The administration’s travel ban deals a blow to an industry that has only recently recovered from a $600 billion loss following the Sept. 11, 2001, attacks.

“In the aftermath of 9/11, at first people didn’t feel safe coming here, and then they didn’t feel welcome,” said Jonathan Grella, an executive vice president at the U.S. Travel Association. “Our industry still refers to that as ‘the lost decade.’ There is a very real risk that that could happen again.”
Good job, Trumpy, good job. Meanwhile, the World Travel and Tourism Council predicts declining tourism activity, partly due to the stronger dollar:
The WTTC’s annual report forecast that the travel and tourism sector, which contributed $1.5tn to the US economy, or 8.1 per cent of its GDP, will grow at 2.3 per cent in 2017 — a contraction of 0.5 percentage points compared with last year. Spending by foreign visitors in the US is predicted to fall 0.6 per cent, mainly due to the strength of the dollar that is making the country a less attractive spending destination. The WTTC said that travellers would seek alternative travel destinations, with “the most likely beneficiaries” being Canada, Mexico, the Caribbean and Mediterranean.
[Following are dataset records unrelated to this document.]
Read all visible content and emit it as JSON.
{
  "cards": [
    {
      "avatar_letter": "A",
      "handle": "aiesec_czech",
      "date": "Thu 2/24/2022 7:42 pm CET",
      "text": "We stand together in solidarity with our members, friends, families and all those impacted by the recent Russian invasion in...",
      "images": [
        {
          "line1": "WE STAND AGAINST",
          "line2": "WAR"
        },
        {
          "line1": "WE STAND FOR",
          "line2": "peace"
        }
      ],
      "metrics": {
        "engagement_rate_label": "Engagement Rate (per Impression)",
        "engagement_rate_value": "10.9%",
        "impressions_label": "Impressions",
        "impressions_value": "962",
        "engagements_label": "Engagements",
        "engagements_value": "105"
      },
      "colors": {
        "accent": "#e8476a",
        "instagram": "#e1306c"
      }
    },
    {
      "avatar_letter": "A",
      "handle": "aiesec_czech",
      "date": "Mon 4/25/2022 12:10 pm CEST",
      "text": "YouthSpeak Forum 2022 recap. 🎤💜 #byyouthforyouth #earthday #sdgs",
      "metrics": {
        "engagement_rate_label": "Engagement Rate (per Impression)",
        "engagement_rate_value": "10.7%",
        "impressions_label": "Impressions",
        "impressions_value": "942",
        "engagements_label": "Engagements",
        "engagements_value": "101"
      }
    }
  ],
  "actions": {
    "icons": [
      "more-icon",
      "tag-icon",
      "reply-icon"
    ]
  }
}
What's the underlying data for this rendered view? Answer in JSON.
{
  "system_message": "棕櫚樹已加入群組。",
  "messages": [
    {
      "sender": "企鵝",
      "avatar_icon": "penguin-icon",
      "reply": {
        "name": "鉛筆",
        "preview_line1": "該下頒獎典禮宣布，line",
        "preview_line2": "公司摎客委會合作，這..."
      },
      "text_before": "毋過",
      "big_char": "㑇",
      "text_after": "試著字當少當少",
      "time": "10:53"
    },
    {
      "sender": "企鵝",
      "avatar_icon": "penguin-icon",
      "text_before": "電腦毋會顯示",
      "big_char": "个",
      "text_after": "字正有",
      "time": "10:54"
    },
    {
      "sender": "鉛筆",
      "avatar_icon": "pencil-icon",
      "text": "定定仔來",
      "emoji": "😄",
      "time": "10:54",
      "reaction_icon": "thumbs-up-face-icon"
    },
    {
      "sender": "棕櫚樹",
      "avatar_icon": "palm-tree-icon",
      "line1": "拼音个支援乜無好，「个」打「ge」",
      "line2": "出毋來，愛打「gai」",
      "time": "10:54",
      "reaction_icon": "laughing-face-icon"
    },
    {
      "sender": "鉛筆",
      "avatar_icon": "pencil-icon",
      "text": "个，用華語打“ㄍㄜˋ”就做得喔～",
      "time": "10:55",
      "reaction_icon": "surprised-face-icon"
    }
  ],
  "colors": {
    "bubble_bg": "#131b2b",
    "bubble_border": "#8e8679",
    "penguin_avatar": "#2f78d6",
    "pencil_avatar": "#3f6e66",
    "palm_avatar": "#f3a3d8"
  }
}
Unless your idea of a good time is getting molested at a US airport, I think us foreigners have better things to do. Roll on the US Q1 GDP figures; with travel constituting 8.1% of the US economy, I don't think it's going to look very good for the first quarter. Or the rest of Trump's term for that matter unless he realizes that, hey, US travel is often discretionary for the rest of us and can be put off indefinitely.

UPDATE: Perhaps due to Trump's election, travel in the last quarter of 2016 already slumped. More of the same to come? I think so.